Tuesday 13th September, 2016 2300
Welcome to the Mire of Misery once again!
So the luggage saga is more or less over and the only major casualty as far as I can tell (it will take forever to unpack and stow everything) is the oven. Not too drastic, especially if I can get some compensation. I can (and did tonight) make chips, bread (when I have scrubbed the machine, I think they threw it in a mechanic’s pit) and anything in a frying pan or pot. We are firing on three cylinders and ere long I hope to be on all four.
Back to the dismal stuff! Still no pay although I have been assured it was remitted today so should be in my account first thing tomorrow. I won’t hold my breath, although it may be the bank’s fault, it wouldn’t be the first time my own bank has returned a payment because a full stop was omitted.
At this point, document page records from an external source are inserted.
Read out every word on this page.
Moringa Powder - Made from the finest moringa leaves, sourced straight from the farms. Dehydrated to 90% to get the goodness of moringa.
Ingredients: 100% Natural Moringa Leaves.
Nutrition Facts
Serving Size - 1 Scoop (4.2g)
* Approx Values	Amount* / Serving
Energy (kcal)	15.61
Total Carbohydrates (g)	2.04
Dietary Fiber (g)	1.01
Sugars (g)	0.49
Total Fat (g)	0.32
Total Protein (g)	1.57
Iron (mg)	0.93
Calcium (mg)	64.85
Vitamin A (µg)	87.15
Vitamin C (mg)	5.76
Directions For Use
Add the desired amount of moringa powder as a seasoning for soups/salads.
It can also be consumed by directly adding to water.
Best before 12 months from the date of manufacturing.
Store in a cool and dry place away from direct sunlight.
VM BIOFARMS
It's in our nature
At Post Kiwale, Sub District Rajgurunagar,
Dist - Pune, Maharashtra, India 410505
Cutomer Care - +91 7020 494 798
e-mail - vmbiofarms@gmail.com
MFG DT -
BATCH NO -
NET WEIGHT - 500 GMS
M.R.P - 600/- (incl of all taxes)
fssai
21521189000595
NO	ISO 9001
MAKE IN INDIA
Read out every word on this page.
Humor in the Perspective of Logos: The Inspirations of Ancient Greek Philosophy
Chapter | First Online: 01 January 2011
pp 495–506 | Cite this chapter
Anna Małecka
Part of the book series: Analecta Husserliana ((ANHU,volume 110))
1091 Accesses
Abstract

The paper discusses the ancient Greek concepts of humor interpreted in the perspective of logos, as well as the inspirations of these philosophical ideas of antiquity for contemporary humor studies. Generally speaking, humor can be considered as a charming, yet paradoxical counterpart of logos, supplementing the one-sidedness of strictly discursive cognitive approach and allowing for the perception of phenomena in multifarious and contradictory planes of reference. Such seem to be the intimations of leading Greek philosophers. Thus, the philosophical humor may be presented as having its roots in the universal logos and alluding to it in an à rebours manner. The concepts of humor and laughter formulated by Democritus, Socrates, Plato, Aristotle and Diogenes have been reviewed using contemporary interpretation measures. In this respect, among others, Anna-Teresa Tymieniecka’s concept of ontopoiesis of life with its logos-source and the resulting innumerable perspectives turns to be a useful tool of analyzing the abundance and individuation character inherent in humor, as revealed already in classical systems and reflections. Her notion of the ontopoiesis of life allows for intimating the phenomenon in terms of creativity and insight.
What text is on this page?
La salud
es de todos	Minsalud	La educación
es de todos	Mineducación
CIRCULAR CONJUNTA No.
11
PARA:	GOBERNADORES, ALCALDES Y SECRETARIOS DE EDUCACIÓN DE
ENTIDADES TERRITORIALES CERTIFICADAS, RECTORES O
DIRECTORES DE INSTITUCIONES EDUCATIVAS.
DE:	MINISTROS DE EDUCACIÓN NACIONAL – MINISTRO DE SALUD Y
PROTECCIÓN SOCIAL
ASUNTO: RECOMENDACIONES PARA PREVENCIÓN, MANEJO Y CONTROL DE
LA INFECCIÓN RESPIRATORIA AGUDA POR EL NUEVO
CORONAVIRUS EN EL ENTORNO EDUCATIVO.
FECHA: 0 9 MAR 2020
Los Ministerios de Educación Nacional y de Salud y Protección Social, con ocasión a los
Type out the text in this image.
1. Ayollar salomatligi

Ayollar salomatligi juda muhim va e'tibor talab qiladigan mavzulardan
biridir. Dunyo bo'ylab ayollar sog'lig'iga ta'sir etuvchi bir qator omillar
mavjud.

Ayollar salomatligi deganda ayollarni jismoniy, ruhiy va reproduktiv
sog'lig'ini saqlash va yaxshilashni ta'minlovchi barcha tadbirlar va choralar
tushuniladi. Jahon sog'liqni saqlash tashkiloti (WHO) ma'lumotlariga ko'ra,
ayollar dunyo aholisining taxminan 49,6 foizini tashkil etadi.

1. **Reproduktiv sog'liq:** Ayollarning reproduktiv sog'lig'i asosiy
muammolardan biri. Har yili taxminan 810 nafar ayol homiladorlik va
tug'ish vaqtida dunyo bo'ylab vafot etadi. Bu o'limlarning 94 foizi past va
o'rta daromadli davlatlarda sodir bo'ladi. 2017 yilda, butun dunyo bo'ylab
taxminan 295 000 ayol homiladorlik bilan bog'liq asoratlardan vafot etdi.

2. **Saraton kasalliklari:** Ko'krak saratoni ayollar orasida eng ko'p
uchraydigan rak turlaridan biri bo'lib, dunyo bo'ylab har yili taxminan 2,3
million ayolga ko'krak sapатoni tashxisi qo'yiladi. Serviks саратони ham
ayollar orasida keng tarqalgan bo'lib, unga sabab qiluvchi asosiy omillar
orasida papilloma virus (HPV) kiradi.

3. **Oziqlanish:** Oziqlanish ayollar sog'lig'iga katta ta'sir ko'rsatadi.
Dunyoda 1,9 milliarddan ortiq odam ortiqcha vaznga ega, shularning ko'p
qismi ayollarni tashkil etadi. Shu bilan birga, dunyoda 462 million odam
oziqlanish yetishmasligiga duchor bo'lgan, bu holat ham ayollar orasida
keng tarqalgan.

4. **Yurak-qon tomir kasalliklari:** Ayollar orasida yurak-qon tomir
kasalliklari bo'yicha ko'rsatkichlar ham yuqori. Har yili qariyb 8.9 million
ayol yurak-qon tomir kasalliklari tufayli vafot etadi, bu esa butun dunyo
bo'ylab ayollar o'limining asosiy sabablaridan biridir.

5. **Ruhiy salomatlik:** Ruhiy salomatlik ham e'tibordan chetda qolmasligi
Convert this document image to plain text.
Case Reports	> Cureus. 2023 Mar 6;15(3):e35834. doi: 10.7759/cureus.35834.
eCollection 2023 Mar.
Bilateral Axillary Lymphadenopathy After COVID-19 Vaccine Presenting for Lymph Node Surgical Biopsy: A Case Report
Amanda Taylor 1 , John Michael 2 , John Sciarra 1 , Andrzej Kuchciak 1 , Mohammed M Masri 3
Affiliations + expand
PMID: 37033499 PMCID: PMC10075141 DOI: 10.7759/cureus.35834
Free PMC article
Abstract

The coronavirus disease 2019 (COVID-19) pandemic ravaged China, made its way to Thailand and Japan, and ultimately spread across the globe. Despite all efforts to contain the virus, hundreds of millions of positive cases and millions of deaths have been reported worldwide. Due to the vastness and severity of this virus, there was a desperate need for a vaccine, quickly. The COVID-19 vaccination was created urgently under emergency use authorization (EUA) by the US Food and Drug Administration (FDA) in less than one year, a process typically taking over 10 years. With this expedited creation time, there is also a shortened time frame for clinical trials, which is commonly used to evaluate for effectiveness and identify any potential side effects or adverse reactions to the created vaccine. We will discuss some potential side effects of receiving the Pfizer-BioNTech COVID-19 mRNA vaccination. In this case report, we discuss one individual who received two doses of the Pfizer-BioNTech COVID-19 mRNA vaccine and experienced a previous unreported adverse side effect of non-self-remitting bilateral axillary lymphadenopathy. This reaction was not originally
We shall see but either way I am indebted both to Joan and Janet, the latter who on the instructions of the school lent me 500y. That state of affairs is unacceptable because I can do nothing with dribs and drabs except hope that the next day all my money turns up. So far it hasn’t and tomorrow will see Mr Angry if it isn’t fixed because it’s holiday time until Monday for mid-autumn festival.
I was under the impression that the school had obtained my foreign expert certificate and that all I now needed was the residence permit. Yesterday I found out otherwise and only after I pointed out that I HAD to at least apply for the permit by a week Friday. Don’t ask me why but that came as a shock to the “professionals” dealing with my documentation. That was when I discovered I still need the FEC, without which a permit is impossible.
So tomorrow, instead of being a day off, is an 0500 rise to get the bloody bus to school, have a student take me to the quarantine hospital and hopefully (don’t be silly, this is ME!) simply get provincial stamps on the medical I took in Anhui in May. If not (any odds?) then I have to take yet another medical. Oh, and could I take enough money to pay for it and they will reimburse me?
With 25y in my wallet (dinner tonight was egg and chips) I pointed out that might be a problem, however I will go to the ATM when I get to the other campus. If my wages are in then fine, if not they had better have a Plan B.
Perhaps reading this, one may think the organisation here is awful but I have to defend them and say that within Chinese strictures they are considerably better than Chizhou were - the difference there being that I was familiar with everything and could usually sort most problems myself by the time I left. Here is uncharted territory as yet.
So tomorrow could be a momentous day for either the right or wrong reasons. I shall update later.
Wednesday 14th 1440
Could the clouds of doom that have bedevilled my life in Lanzhou so far finally be about to disperse? Will I start to get a few rubs of the green?
I nearly fainted at the hospital when it was agreed that for 60y they would simply exchange my Anhui medical book for a Gansu one and no need for a new physical! Could the tide possibly be on the turn?
Well not as far as my pay was concerned because when we got back to campus (I was thus confined there until noon when the bus was leaving for my campus) there was still no sign of the money. There ensued calls between Janet and Brenda, Brenda and accounts and several trots to the ATM outside campus by yours truly, punctuated by spells of sitting with dark thoughts in my office. Brenda promised that if accounts didn’t sort it she would bring me some money, I refused and told her that was no good because I couldn’t DO anything for fear of running out again before my entire salary was paid - it’s no way to live.
Eventually I was persuaded to go home and wait and see what this afternoon brought and Janet, bless her, tried to lend me another 100y of her own money. Again I refused, telling her that one way or another the matter would be resolved today even if it meant them taking me to accounts and we all telephone my bank to ascertain what was wrong so that they felt obliged to return the money each time. I couldn’t phone them myself because you get a Chinese speaking machine and it wanted a password - not sure I have one.
So when the bus dropped me off I decided to go into a branch to take the bull by the horns. More good luck, someone spoke English. Still no wages so I explained the situation and asked them to look on the computer for the information the university needed to actually pay me.
This is where it got surreal and I am not the only one who thinks it is barmy, the Chinese contingent had enormous problems grasping it. After four years of sitting in my wallet the old bank card split and became unusable so you may recall I went to get a new one. Well here you also get a new number and it is this number I gave to them here, after all, Chizhou still managed to pay me.
But oh no, that new account number on the new card ISN’T my new account number! No, I still have the old account number but the new card number will take money from the account! Confused? Join everybody here. What makes it absolutely egregious is the fact that the Chizhou branch never even mentioned this. Naturally I dumped the old card and had no way of finding out the number except from the bank itself.
Hopefully in a little while I will be rich and in a damned sight better mood, although there seems to be reluctance on the school’s part in case they end up paying me twice. Well if they do then of course I will give it back!